Referring to fig. 1, a block diagram of a system for manufacturing and cleaning microbubbles according to a first embodiment of the invention is shown. In fig. 1, the nano-microbubble generation and cleaning system 10 is capable of cleaning an object 2, for example, the object 2 may be a substrate or an electronic component. The substrate may be made of glass, sapphire, silicon, metal, ceramic, wafer, etc.
The nano-microbubble generation and cleaning system 10 includes a water pump 12, an electrolysis unit 14, a nano-microbubble unit 16, and a cleaning tank 18.
For convenience of description, the water pump 12 is used in the present embodiment, and the nano-micro bubble producing and cleaning system 10 is actually a circulation system, so the following description is not limited to the water pump 12 and must be started by the water pump 12.
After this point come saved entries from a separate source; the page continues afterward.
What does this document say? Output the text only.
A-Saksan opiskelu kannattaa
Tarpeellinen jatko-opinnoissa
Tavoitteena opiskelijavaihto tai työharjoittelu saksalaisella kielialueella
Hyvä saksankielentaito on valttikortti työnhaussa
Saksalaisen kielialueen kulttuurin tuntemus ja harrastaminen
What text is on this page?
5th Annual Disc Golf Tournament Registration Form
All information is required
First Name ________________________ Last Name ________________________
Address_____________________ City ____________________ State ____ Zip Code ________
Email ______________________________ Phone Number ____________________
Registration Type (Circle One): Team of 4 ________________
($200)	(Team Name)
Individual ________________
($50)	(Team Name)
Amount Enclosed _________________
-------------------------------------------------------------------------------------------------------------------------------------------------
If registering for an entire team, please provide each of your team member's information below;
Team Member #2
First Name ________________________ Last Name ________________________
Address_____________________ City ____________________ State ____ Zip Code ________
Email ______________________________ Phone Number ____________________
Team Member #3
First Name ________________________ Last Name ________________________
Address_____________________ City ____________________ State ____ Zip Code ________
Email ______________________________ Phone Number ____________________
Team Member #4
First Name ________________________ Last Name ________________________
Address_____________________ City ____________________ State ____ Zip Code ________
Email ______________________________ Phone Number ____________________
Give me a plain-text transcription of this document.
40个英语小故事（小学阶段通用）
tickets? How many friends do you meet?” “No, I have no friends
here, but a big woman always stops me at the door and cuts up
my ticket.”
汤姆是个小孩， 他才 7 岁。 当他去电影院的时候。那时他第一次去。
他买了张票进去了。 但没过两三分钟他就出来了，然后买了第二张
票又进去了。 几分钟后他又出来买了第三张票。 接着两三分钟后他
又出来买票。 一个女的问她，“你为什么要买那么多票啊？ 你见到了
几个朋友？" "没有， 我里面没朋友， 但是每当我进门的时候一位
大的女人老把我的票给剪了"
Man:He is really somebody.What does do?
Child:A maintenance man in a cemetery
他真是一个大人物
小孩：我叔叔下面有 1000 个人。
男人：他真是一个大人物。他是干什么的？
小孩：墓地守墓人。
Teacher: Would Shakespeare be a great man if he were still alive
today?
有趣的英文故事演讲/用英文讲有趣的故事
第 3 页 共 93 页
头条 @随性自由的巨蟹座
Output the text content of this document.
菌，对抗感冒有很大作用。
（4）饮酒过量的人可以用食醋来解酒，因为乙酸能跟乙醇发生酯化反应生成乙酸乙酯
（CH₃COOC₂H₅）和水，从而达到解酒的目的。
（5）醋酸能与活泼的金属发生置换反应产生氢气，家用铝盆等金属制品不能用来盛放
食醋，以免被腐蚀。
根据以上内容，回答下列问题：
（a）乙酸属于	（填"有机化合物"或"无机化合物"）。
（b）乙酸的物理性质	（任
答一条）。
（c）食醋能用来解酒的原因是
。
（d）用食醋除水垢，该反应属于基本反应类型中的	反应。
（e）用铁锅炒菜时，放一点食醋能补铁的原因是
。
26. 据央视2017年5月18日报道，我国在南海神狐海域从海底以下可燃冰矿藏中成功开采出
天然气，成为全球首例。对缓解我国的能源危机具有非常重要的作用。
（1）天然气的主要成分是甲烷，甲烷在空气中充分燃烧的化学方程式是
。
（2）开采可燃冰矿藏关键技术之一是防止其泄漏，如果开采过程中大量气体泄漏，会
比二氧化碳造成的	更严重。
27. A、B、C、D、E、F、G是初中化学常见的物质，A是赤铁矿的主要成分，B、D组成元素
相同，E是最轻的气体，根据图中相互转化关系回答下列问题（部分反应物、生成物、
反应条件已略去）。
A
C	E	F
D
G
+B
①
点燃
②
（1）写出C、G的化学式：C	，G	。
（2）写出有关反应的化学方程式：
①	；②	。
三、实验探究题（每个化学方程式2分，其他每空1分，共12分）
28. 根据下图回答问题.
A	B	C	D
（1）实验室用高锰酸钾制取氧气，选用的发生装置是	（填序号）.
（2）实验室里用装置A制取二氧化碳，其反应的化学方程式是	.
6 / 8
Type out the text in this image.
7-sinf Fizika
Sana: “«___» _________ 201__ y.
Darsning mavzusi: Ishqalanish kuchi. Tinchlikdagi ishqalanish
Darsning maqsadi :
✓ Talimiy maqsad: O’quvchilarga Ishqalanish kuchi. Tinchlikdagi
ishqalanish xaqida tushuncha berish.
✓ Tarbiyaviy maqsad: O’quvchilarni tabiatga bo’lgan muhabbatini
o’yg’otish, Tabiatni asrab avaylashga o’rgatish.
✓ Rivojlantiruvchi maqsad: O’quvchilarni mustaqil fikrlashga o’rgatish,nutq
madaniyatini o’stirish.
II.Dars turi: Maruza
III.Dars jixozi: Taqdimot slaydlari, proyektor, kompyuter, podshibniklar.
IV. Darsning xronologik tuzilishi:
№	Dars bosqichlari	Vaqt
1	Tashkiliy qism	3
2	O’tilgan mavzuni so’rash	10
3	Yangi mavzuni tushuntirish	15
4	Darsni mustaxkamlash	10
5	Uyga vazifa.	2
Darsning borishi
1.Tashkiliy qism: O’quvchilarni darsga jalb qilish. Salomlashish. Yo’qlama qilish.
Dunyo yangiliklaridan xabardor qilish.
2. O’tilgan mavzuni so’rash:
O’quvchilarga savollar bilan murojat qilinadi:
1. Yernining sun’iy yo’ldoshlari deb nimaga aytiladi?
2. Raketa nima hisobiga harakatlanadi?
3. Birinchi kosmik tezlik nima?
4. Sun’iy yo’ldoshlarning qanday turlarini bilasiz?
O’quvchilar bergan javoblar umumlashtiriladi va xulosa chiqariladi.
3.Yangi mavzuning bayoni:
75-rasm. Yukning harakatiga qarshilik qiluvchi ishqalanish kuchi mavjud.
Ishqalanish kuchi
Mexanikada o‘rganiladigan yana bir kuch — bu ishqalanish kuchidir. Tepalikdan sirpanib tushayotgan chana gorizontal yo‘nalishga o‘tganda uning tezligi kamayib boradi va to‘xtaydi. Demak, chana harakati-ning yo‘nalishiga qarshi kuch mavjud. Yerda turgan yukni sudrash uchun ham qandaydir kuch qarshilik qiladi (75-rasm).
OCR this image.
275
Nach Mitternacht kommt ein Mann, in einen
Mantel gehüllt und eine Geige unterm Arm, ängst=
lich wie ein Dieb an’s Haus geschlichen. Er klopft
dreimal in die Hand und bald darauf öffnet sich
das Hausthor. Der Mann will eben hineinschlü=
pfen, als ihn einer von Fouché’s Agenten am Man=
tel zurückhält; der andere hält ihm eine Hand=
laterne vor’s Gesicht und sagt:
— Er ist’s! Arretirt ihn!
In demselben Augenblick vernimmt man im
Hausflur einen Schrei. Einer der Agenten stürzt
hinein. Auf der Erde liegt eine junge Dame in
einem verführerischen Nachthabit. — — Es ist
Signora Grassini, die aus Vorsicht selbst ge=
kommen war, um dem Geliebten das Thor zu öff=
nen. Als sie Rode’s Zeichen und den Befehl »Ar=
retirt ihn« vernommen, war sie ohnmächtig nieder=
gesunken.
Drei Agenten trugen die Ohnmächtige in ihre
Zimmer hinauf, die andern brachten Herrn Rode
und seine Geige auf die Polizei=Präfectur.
The water pump 12 outputs the nano-ionized water 4.
The electrolysis unit 14 is connected with the water pump 12. The electrolysis unit 14 electrolyzes the nano-ionized water 4 to generate the gas 6, and the gas 6 is used to generate the bubbles 8 of the same size as the small bubbles and the micro-bubbles. In the present embodiment, the size of the bubbles 6 may be small bubbles of other sizes besides the microbubbles.
The nano micro bubble unit 16 is connected to the electrolysis unit 14 to receive the nano ionized water 4 and the bubbles 8. The nano-microbubble unit 16 allows the nano-ionized water 4 to generate a plurality of nano-microbubbles 162. For example, the aforementioned manner of generating the nano-microbubbles 162 can be controlled by the nano-microbubble unit 16 through, for example, a regulating valve (not shown) to control the appropriate speed and pressure, and the nano-microbubbles 162 are continuously generated through, for example, shear force generated by the speed and pressure. In yet another embodiment, the nano-microbubble unit 16 further controls the nano-microbubbles 162 to mix with the gas 6 generated from the electrolysis unit 14 to produce nano-bubbles containing a specific gas, thereby meeting different product cleaning requirements and increasing the cleaning capacity. Since the gas generated by the electrolysis unit 14 is of small bubble and microbubble level, the gas amount required for generating nano microbubbles is greatly reduced, and the speed of generating nano microbubbles 162 by the nano microbubble unit 16 is also obviously increased. For example, the amount of hydrogen gas required for generating the nano-micro bubbles 162 is reduced due to the reduction of the amount of gas, thereby reducing the risk of using a large amount of hydrogen gas.
It should be noted that the advantages of using the nano-microbubble unit 16 are as follows:
from the volume formula of the bubble (V-4 pi/3 r)3) As can be seen from the surface area equation (a ═ 4 tr 2), the total surface area of the bubbles is inversely proportional to the diameter of the individual bubbles, with the total volume (V) of the bubbles being constant. For example, a bubble with a diameter of 10 μm should have a surface area 100 times larger than that of a bubble with a diameter of 1mm, and thus the contact area of the bubble is increased by 100 times, which also promotes a 100-fold increase in the reaction speed.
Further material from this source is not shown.